Подруги-проводницы, уставшие от одиночества, неприкаянности и вечной жизни на колёсах, сбивались в часы долгожданного отдыха в шумные кампании и пили водку, коротая за бесконечными дорожными историями однообразные, ничем не примечательные дни.
Реже пили портвейн, или, как его называли в народе, – «партейный», за любовь к нему номенклатурных работников. Но баловались дорогим напитком нечасто, в основном в радостные минуты. А их можно было пересчитать по пальцам…
Спиртного, особенно «беленькой», было вдоволь: напиток поставляли подружки – официантки вагона-ресторана. Там всегда имелись излишки из-за постоянного недолива, «непредвиденного боя стеклотары» и других незамысловатых ухищрений торговли.
Эвелина в застольях не участвовала. Сидела абсолютно трезвая и грустно наблюдала за тем, как постепенно набираются её «девочки», вдоволь хватившие лиха за свою недолгую жизнь.
Пить рюмками принято не было. Наливали до половины в гранёные стаканы и опрокидывали легко, как воду, подражая мужчинам. Копейкина никого не осуждала, винила во всём войну.
Она не употребляла спиртного вовсе потому, что, выпив, становилась, по её собственному определению, «полной дурой» и начинала петь. Петь громко. От её сильного голоса выли бездомные собаки и звенела стеклянная посуда.

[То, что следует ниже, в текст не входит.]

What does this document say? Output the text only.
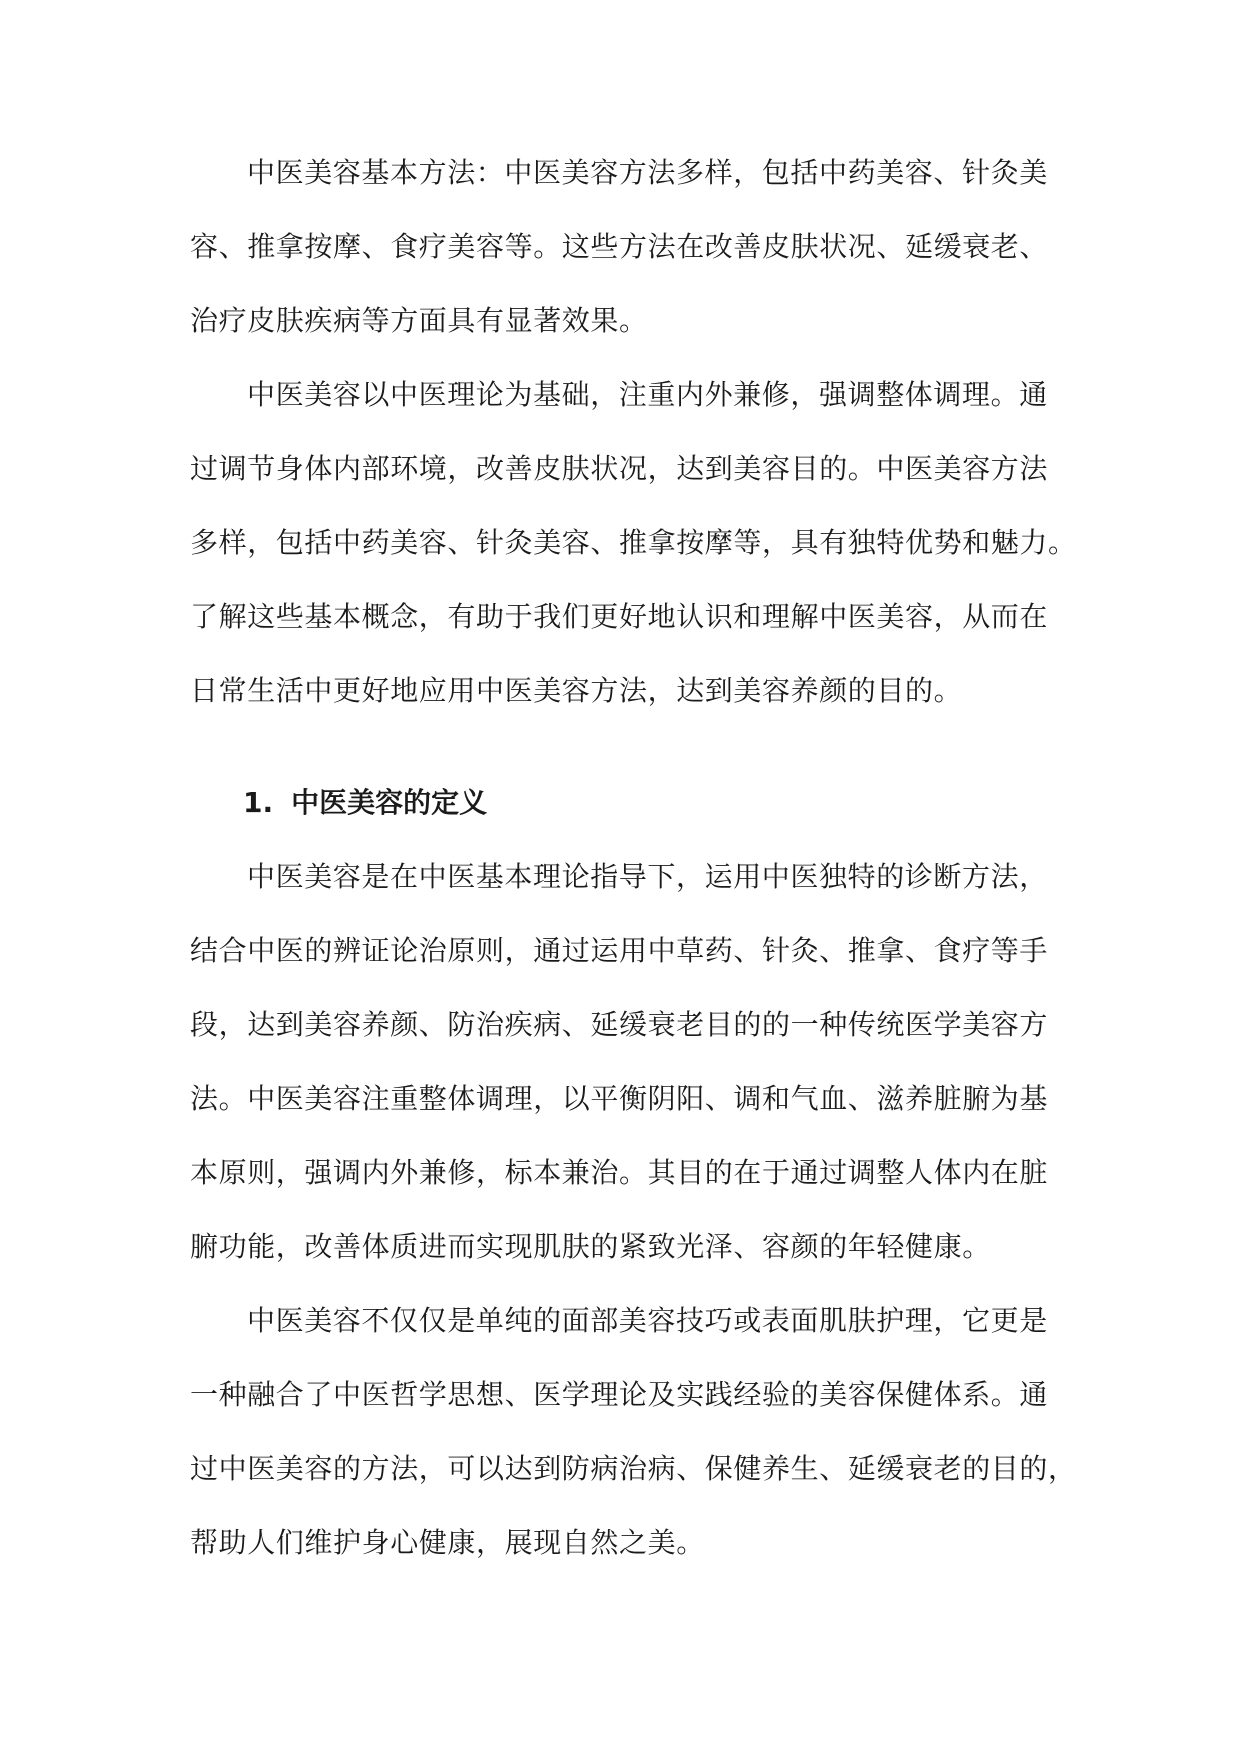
中医美容基本方法：中医美容方法多样，包括中药美容、针灸美
容、推拿按摩、食疗美容等。这些方法在改善皮肤状况、延缓衰老、
治疗皮肤疾病等方面具有显著效果。
中医美容以中医理论为基础，注重内外兼修，强调整体调理。通
过调节身体内部环境，改善皮肤状况，达到美容目的。中医美容方法
多样，包括中药美容、针灸美容、推拿按摩等，具有独特优势和魅力。
了解这些基本概念，有助于我们更好地认识和理解中医美容，从而在
日常生活中更好地应用中医美容方法，达到美容养颜的目的。
1. 中医美容的定义
中医美容是在中医基本理论指导下，运用中医独特的诊断方法，
结合中医的辨证论治原则，通过运用中草药、针灸、推拿、食疗等手
段，达到美容养颜、防治疾病、延缓衰老目的的一种传统医学美容方
法。中医美容注重整体调理，以平衡阴阳、调和气血、滋养脏腑为基
本原则，强调内外兼修，标本兼治。其目的在于通过调整人体内在脏
腑功能，改善体质进而实现肌肤的紧致光泽、容颜的年轻健康。
中医美容不仅仅是单纯的面部美容技巧或表面肌肤护理，它更是
一种融合了中医哲学思想、医学理论及实践经验的美容保健体系。通
过中医美容的方法，可以达到防病治病、保健养生、延缓衰老的目的，
帮助人们维护身心健康，展现自然之美。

У женщины не было слуха, но не петь в такие минуты она не могла. Это было сущее наваждение, волна необоримой силы, идущая откуда-то изнутри. Возможно, это заменяло ей бабий вой, копившийся годами где-то у неё внутри, кто знает? Впрочем, случалось такое с нею нечасто и всегда, как говорят, при веских основаниях.

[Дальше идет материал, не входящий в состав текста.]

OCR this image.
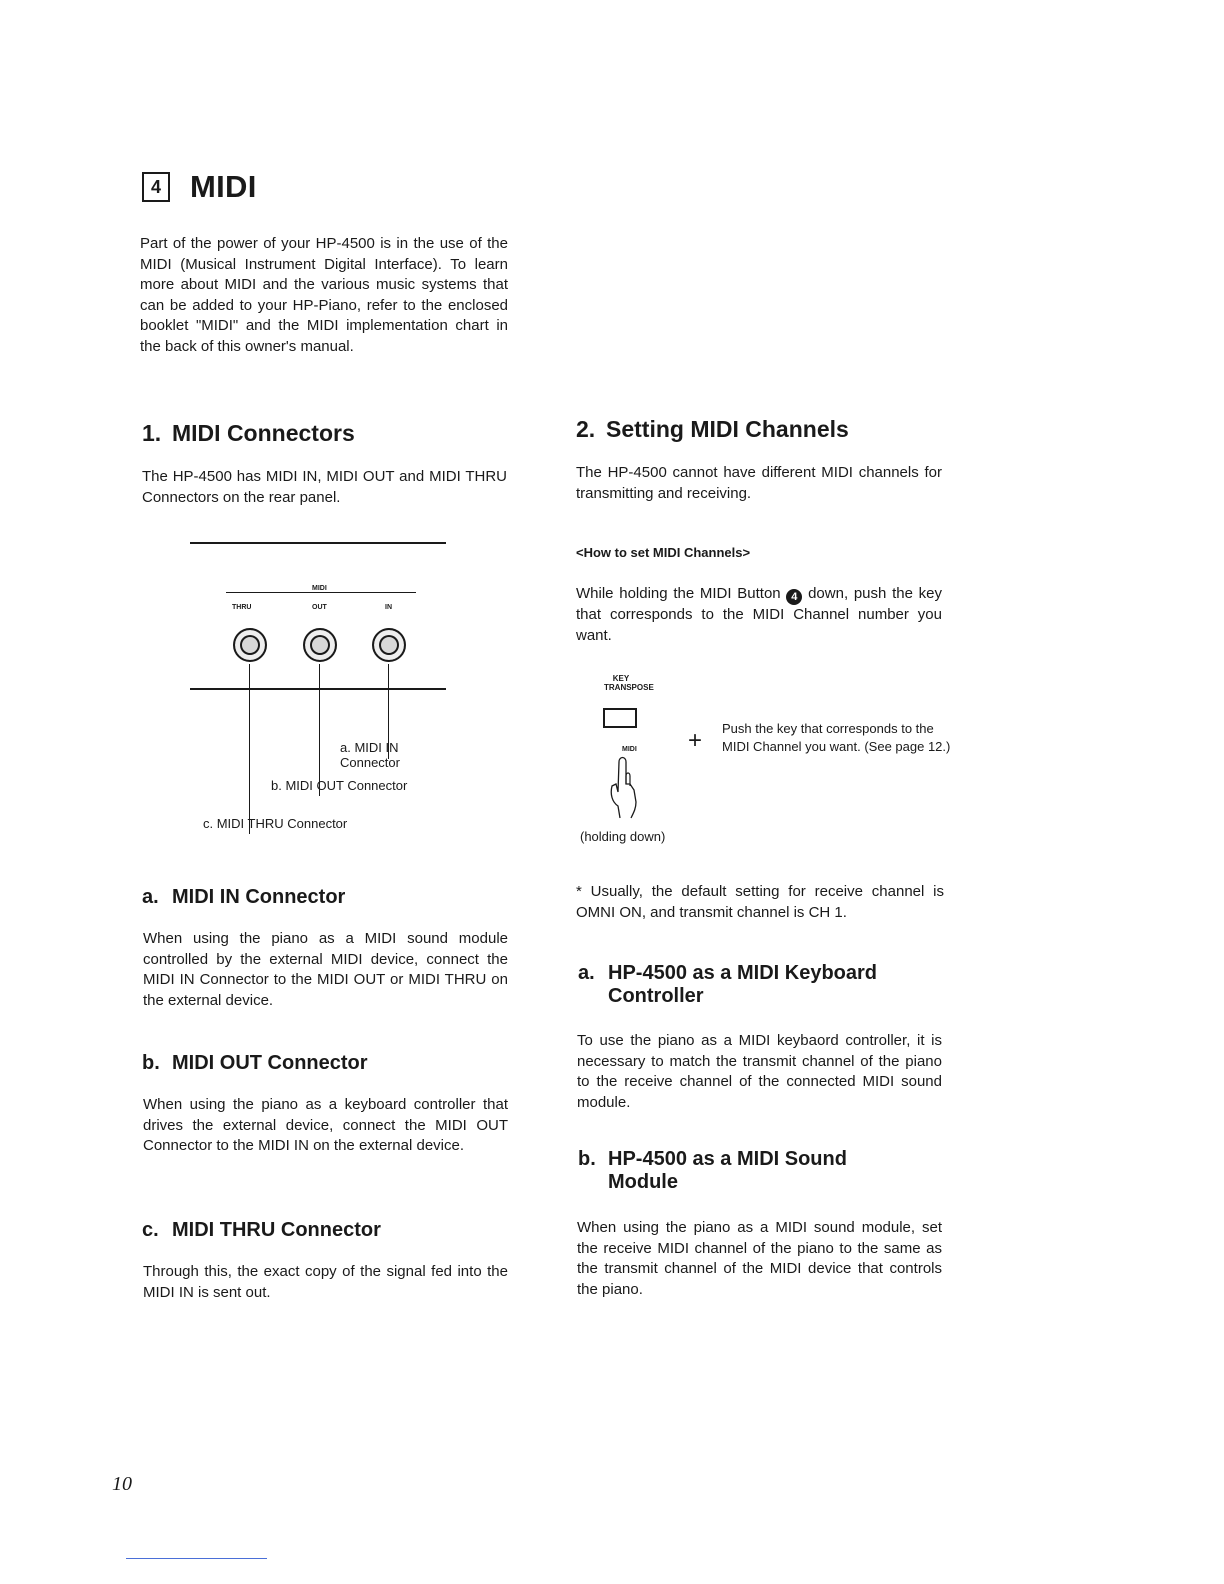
4 MIDI
Part of the power of your HP-4500 is in the use of the MIDI (Musical Instrument Digital Interface). To learn more about MIDI and the various music systems that can be added to your HP-Piano, refer to the enclosed booklet "MIDI" and the MIDI implementation chart in the back of this owner's manual.
1. MIDI Connectors
The HP-4500 has MIDI IN, MIDI OUT and MIDI THRU Connectors on the rear panel.
MIDI
THRU	OUT	IN
a. MIDI IN Connector
b. MIDI OUT Connector
c. MIDI THRU Connector
a. MIDI IN Connector
When using the piano as a MIDI sound module controlled by the external MIDI device, connect the MIDI IN Connector to the MIDI OUT or MIDI THRU on the external device.
b. MIDI OUT Connector
When using the piano as a keyboard controller that drives the external device, connect the MIDI OUT Connector to the MIDI IN on the external device.
c. MIDI THRU Connector
Through this, the exact copy of the signal fed into the MIDI IN is sent out.
2. Setting MIDI Channels
The HP-4500 cannot have different MIDI channels for transmitting and receiving.
<How to set MIDI Channels>
While holding the MIDI Button 4 down, push the key that corresponds to the MIDI Channel number you want.
KEY TRANSPOSE
MIDI + Push the key that corresponds to the MIDI Channel you want. (See page 12.)
(holding down)
* Usually, the default setting for receive channel is OMNI ON, and transmit channel is CH 1.
a. HP-4500 as a MIDI Keyboard Controller
To use the piano as a MIDI keybaord controller, it is necessary to match the transmit channel of the piano to the receive channel of the connected MIDI sound module.
b. HP-4500 as a MIDI Sound Module
When using the piano as a MIDI sound module, set the receive MIDI channel of the piano to the same as the transmit channel of the MIDI device that controls the piano.
10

Впервые она крепко выпила и неожиданно для себя самой вдруг запела в 44-м, когда принесли похоронку на её Копейкина, погибшего при освобождении Киева.

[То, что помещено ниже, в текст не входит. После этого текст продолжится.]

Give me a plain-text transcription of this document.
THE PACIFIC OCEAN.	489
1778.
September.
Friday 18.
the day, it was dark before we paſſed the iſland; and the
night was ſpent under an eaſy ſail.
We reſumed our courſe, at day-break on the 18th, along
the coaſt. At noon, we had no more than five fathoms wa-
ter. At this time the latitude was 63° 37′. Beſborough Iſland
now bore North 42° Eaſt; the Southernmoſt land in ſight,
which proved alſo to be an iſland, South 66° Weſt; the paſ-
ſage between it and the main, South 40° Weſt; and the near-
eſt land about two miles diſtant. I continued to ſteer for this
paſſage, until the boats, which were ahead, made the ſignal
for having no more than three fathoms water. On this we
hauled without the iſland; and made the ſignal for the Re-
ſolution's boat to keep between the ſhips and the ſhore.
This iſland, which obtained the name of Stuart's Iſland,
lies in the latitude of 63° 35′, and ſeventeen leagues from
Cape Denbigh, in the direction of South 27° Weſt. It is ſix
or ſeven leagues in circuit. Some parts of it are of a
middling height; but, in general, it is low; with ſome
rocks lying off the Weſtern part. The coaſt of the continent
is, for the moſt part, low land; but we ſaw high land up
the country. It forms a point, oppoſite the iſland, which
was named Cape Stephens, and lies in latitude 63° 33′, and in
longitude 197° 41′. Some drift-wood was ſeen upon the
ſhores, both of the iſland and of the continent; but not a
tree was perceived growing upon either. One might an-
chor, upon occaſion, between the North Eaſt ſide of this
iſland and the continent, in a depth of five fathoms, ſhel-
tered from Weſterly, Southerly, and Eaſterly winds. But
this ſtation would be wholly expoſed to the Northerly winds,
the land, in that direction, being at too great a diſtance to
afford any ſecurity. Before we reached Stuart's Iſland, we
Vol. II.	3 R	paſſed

Подруги говорили: «Не верь, ошибки случаются часто!» Но она почему-то сразу поняла, почуяла сердцем: пришла беда! Да и не мог её Славка, имевший слабое зрение и с детства носивший очки, выжить на той страшной войне. Человек сугубо гражданский, освобождённый от строевой службы по зрению, уходил на фронт добровольцем.
На вокзале у эшелона она едва узнала мужа – так изменилась его внешность: в военном обмундировании с шинелью-скаткой через плечо, мешком сидевшей на его узких плечах гимнастёрке, с винтовкой и в пилотке. Как странно было видеть в его руках оружие! Вот книгу – другое дело!
Позже почему-то одна и та же глупая и навязчивая мысль всё время лезла ей в голову: «Успел ли Копейкин хоть раз выстрелить из своей винтовки по врагу?» Ей казалось нелепой само это предположение в отношении человека, который в своей жизни не обидел даже муравья!